Netflix’s subscriber base is over 150 million worldwide. The only competitor that comes close is Amazon. Video streaming is part of its Prime program. The last time Amazon gave a figure of total subscribers it was 100 million. Certainly, it continues to grow rapidly. Amazon has a flow of hundreds of millions of people to its e-commerce websites each month. All these are offered Prime, every time they visit. Amazon’s major advantage over Netflix, as they vie to be the largest streaming service is the world, is that Amazon has the capital to buy and create new programming at a pace Netflix does not.

This leaves Netflix squeezed between two of tech’s richest companies. One, Amazon, is deeply in the streaming business. The other, Apple, is not, but will risk billions to pick up market share.

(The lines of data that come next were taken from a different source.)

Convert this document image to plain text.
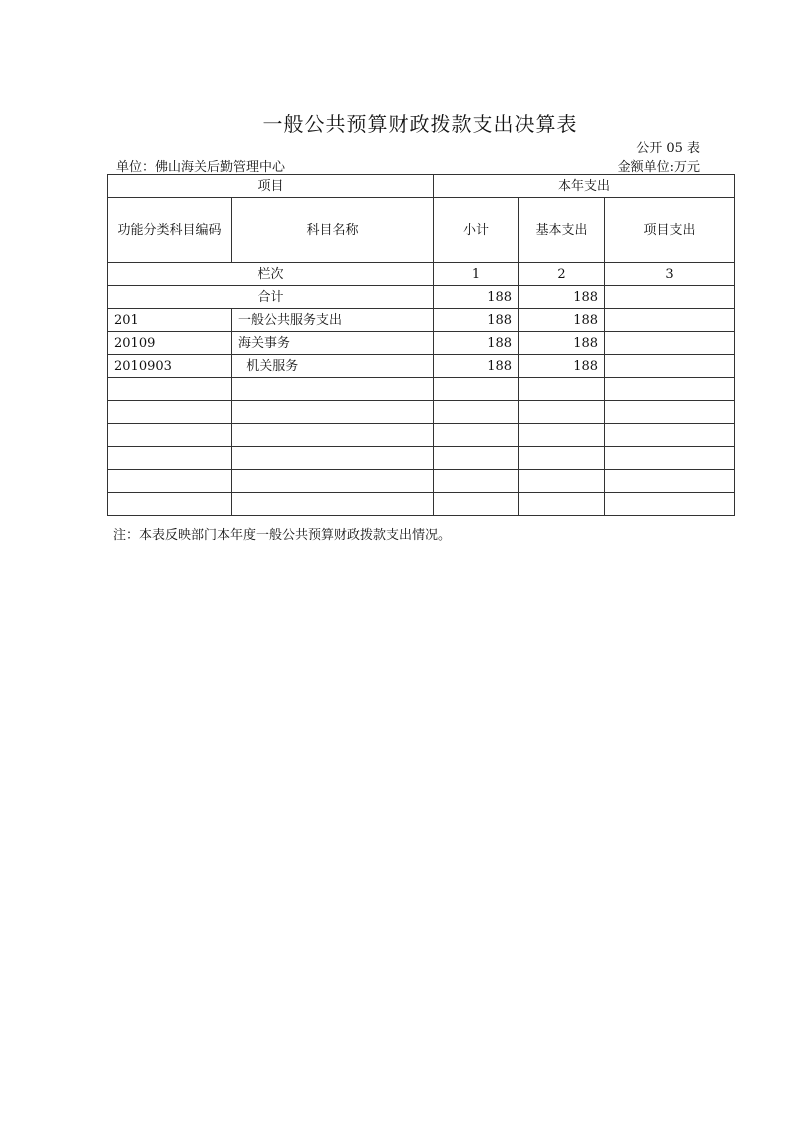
一般公共预算财政拨款支出决算表
公开 05 表
单位：佛山海关后勤管理中心	金额单位:万元
项目		本年支出		
功能分类科目编码	科目名称	小计	基本支出	项目支出
栏次		1	2	3
合计		188	188	
201	一般公共服务支出	188	188	
20109	海关事务	188	188	
2010903	机关服务	188	188	

注：本表反映部门本年度一般公共预算财政拨款支出情况。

Netflix is also about to be hit by several other streaming services from traditional companies that have access to their own libraries and therefore more manageable costs. The most dangerous of these is Disney+. Its service will be priced below those of Netflix and Amazon, at $6.99 a month. It will have the Disney libraries, and those of Pixar, Star Wars and Marvel. Disney has gone so far as to ban Netflix ads from its television properties. Amazon and Disney continue to be among the most admired companies in the country.

Netflix, investors argue, cannot take on more debt to create new programs and movies. Buying an old and successful television series can cost over $100 million. New movie budgets can be well above that.

If there is a marriage to happen among the streaming companies, it will be between Apple, which has money and a distributed base of hundreds of millions of devices, and Netflix, which has a huge library but very little money at all.